Abolish marriage

“Marriage” is an ancient artificial construct that, in modern US society with no property rights attached to the female (i.e., dowry), has no real place.

As I said on chosha’s blog A Little East of Reality, what’s going on with California’s Prop 8 and the LDS church’s involvement with that, is one of defining the term. What needs to happen is that the underpinning law defining the term needs to change and then let linguistic evolution take over as to what is and is not marriage.

Here’s what needs to happen:

You and your intended(s) go to a lawyer and draw up a contract (people already to this for prenuptial agreements). You specify things like kids, power of attorney, healthcare decisionmaking, who does and does not have access to your healthcare information (thank you, HIPAA), and other things that heterosexual couples just…get…legally because they’re married as defined by law. In this case, the contract becomes the law. The lawyer files it with the court (like a divorce decree, only it’d be called something else like, oh, a companionship contract), the state collects its data, and everybody’s good to go.

If you and your intended(s) then want to go to your local ecclesiastical entity (whatever it is) and have a rite performed, you do that. Or don’t, if you don’t want to.

Or…do none of the above and after X number of years, you’ve converted from cohabitating to common-law “marriage” and that could apply to whatever living arrangement you have.

Here’s the thing. You change the labels and the populace will decide what marriage is based on their vocabulary.

Since I’m a libertarian, I have no investment in regulating what people do with their bodies as long as it doesn’t endanger me and mine.

I also have no investment in helping the church attempt to define “marriage” in California (although thankfully I haven’t been asked because then I’d be forced to be rude) because marriage has historically been about money and alliances.

What I find hypocritical is that the people who are most invested in re-defining marriage to include same-sex couples then turn around and vehemently protest polyamorous unions, which should have the same protections under whatever law gets passed.

William Saletan goes to great lengths to define why this should not be allowed and I find that simply ridiculous. Two people know what they’re doing, but three or more don’t? Let’s protect you from yourselves!

Here’s the answer. The number isn’t two. It’s one. You commit to one person, and that person commits wholly to you. Second, the number isn’t arbitrary. It’s based on human nature. Specifically, on jealousy.

Ah, okay. There’s a good argument.

In an excellent Weekly Standard article against gay marriage and polygamy, Stanley Kurtz of the Hudson Institute discusses several recent polygamous unions. In one case, “two wives agreed to allow their husbands to establish a public and steady sexual relationship.” Unfortunately, “one of the wives remains uncomfortable with this arrangement,” so “the story ends with at least the prospect of one marriage breaking up.” In another case, “two bisexual-leaning men meet a woman and create a threesome that produces two children, one by each man.” Same result: “the trio’s eventual breakup.”

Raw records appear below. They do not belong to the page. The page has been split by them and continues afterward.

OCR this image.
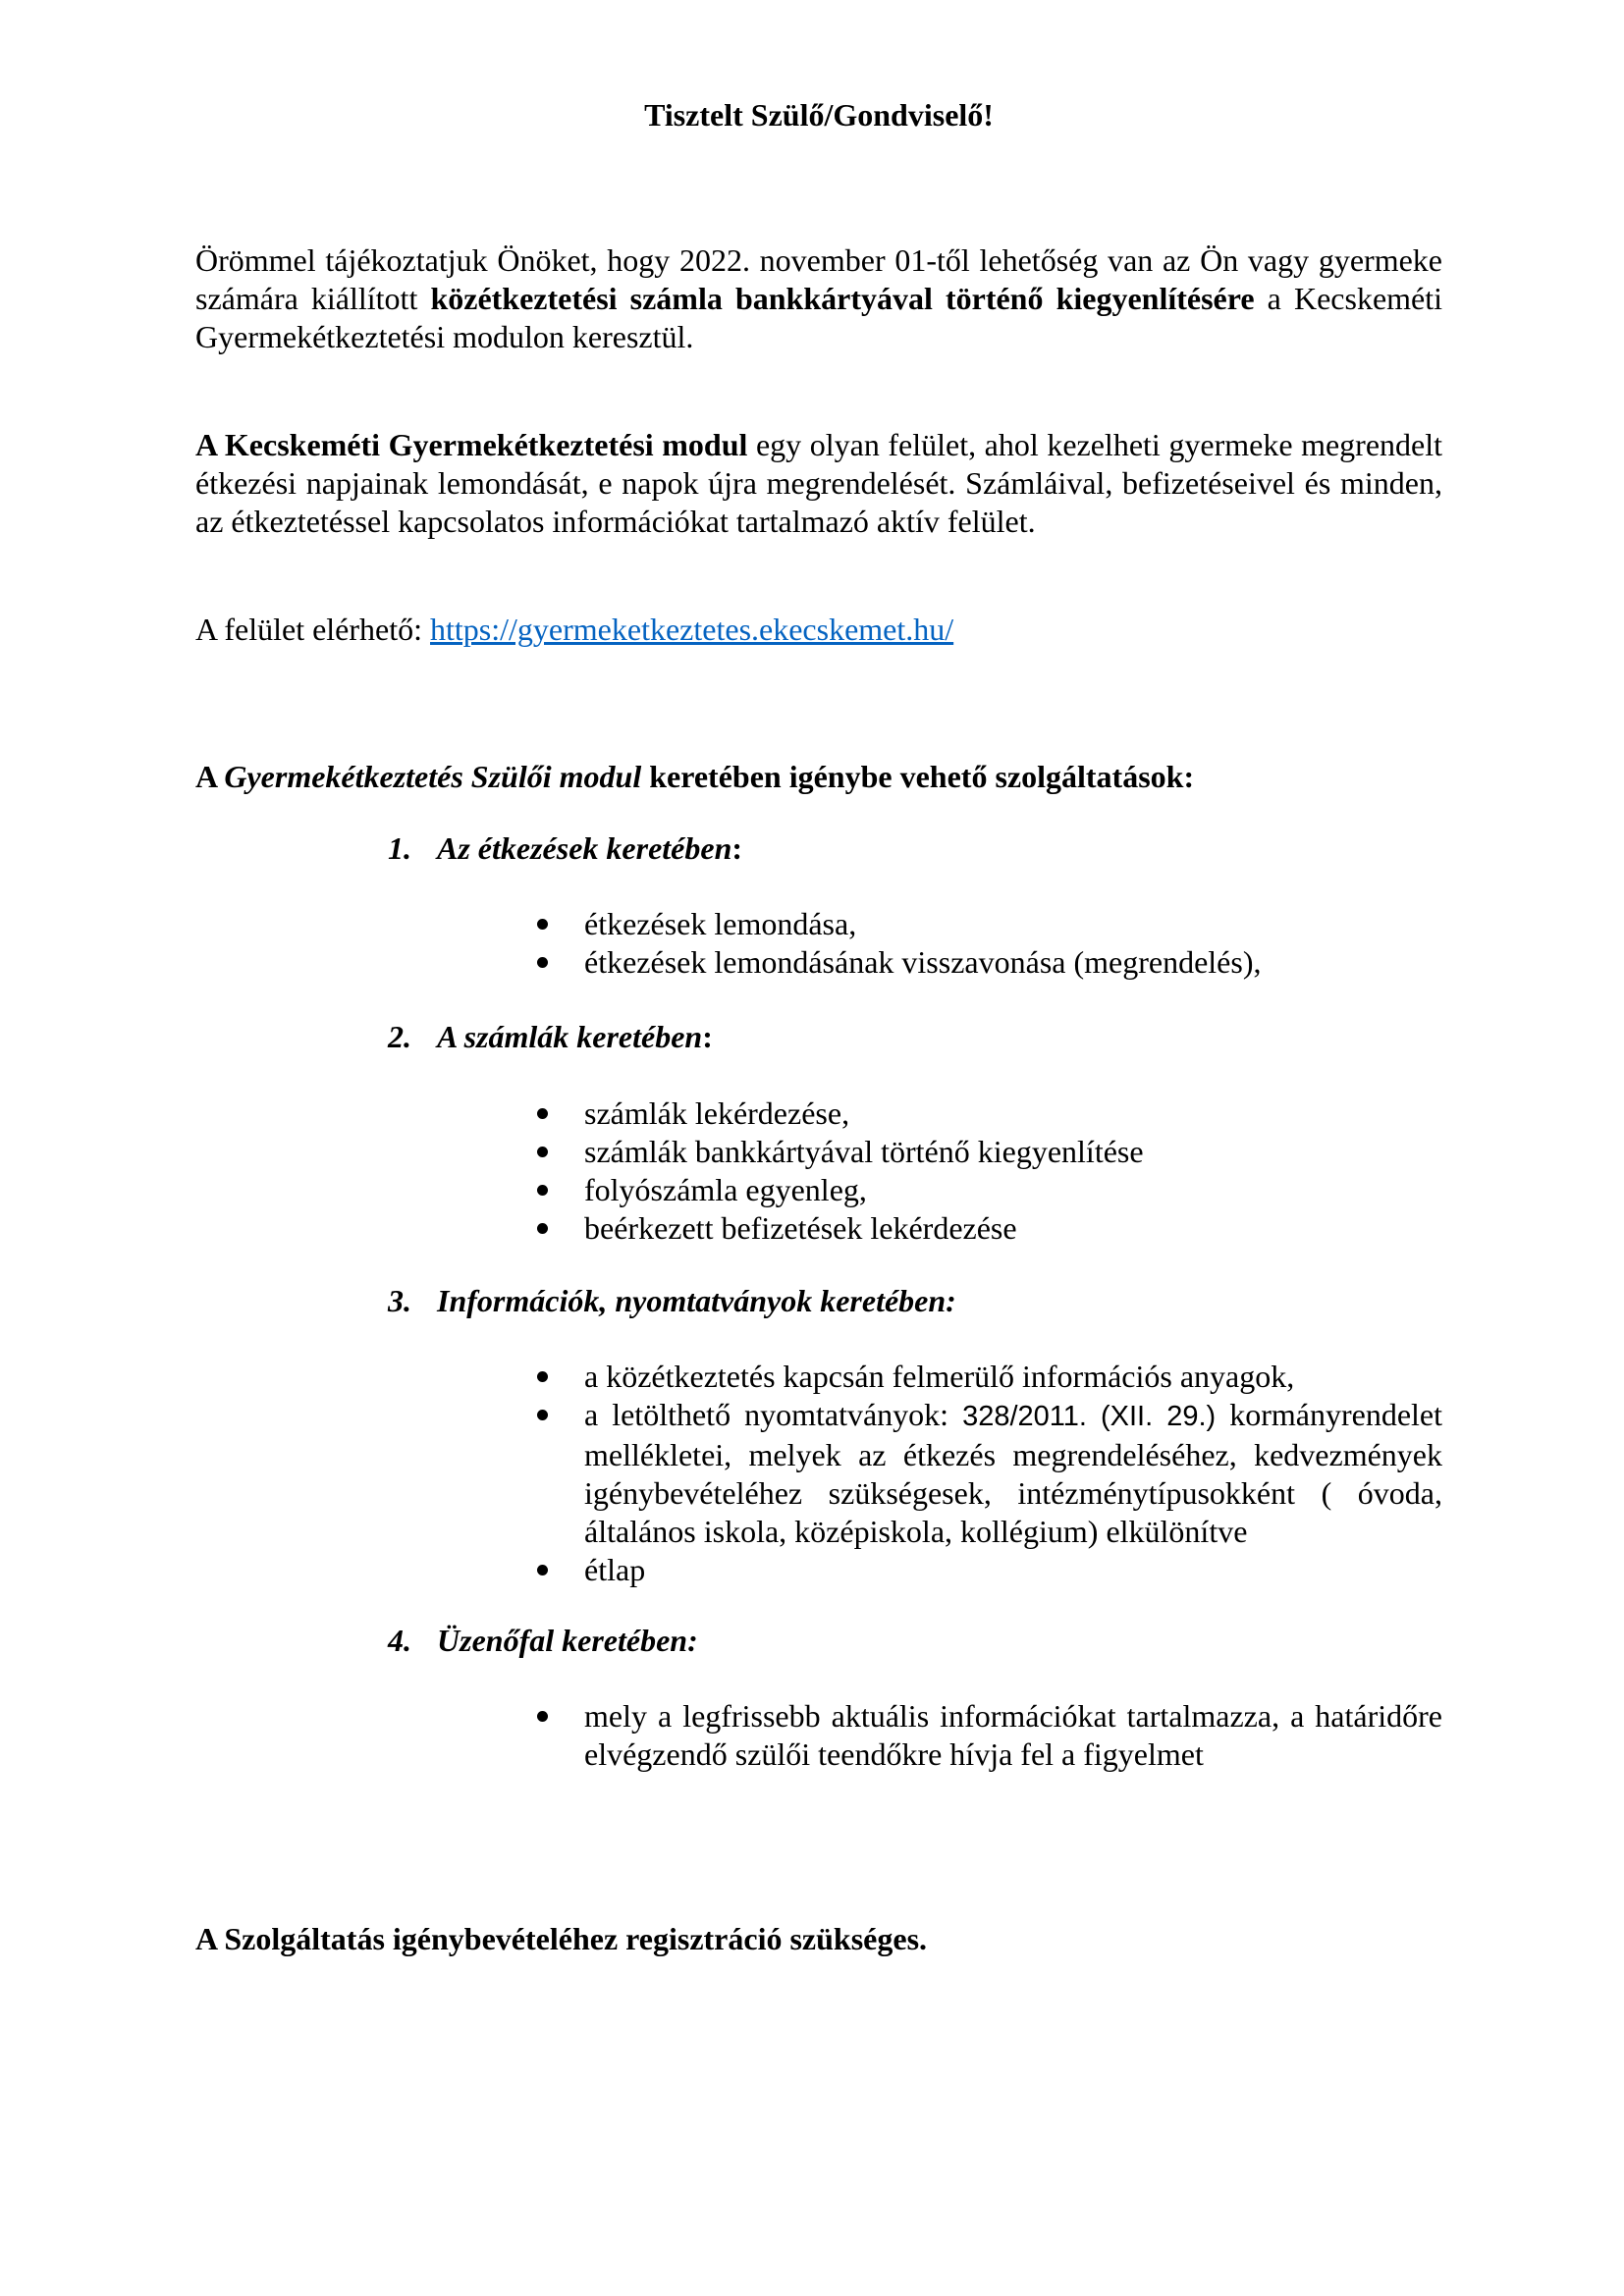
Tisztelt Szülő/Gondviselő!

Örömmel tájékoztatjuk Önöket, hogy 2022. november 01-től lehetőség van az Ön vagy gyermeke számára kiállított közétkeztetési számla bankkártyával történő kiegyenlítésére a Kecskeméti Gyermekétkeztetési modulon keresztül.

A Kecskeméti Gyermekétkeztetési modul egy olyan felület, ahol kezelheti gyermeke megrendelt étkezési napjainak lemondását, e napok újra megrendelését. Számláival, befizetéseivel és minden, az étkeztetéssel kapcsolatos információkat tartalmazó aktív felület.

A felület elérhető: https://gyermeketkeztetes.ekecskemet.hu/

A Gyermekétkeztetés Szülői modul keretében igénybe vehető szolgáltatások:

1. Az étkezések keretében:

étkezések lemondása,
étkezések lemondásának visszavonása (megrendelés),

2. A számlák keretében:

számlák lekérdezése,
számlák bankkártyával történő kiegyenlítése
folyószámla egyenleg,
beérkezett befizetések lekérdezése

3. Információk, nyomtatványok keretében:

a közétkeztetés kapcsán felmerülő információs anyagok,
a letölthető nyomtatványok: 328/2011. (XII. 29.) kormányrendelet mellékletei, melyek az étkezés megrendeléséhez, kedvezmények igénybevételéhez szükségesek, intézménytípusokként ( óvoda, általános iskola, középiskola, kollégium) elkülönítve
étlap

4. Üzenőfal keretében:

mely a legfrissebb aktuális információkat tartalmazza, a határidőre elvégzendő szülői teendőkre hívja fel a figyelmet

A Szolgáltatás igénybevételéhez regisztráció szükséges.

Let’s protect the women and children!

Then he resorts to quoting the Bible, so he loses credibility with me right there.

I’ve said it before and I’ll say it again: What’s good for the homosexual goose is good for the polyamorous gander and I defy any same-sex couple to give me a decent argument why that isn’t so…

…but that’s not my main point. My main point is this: You make it a civil contract between consenting adults, then let society’s usage of the word “marriage” define the word “marriage.”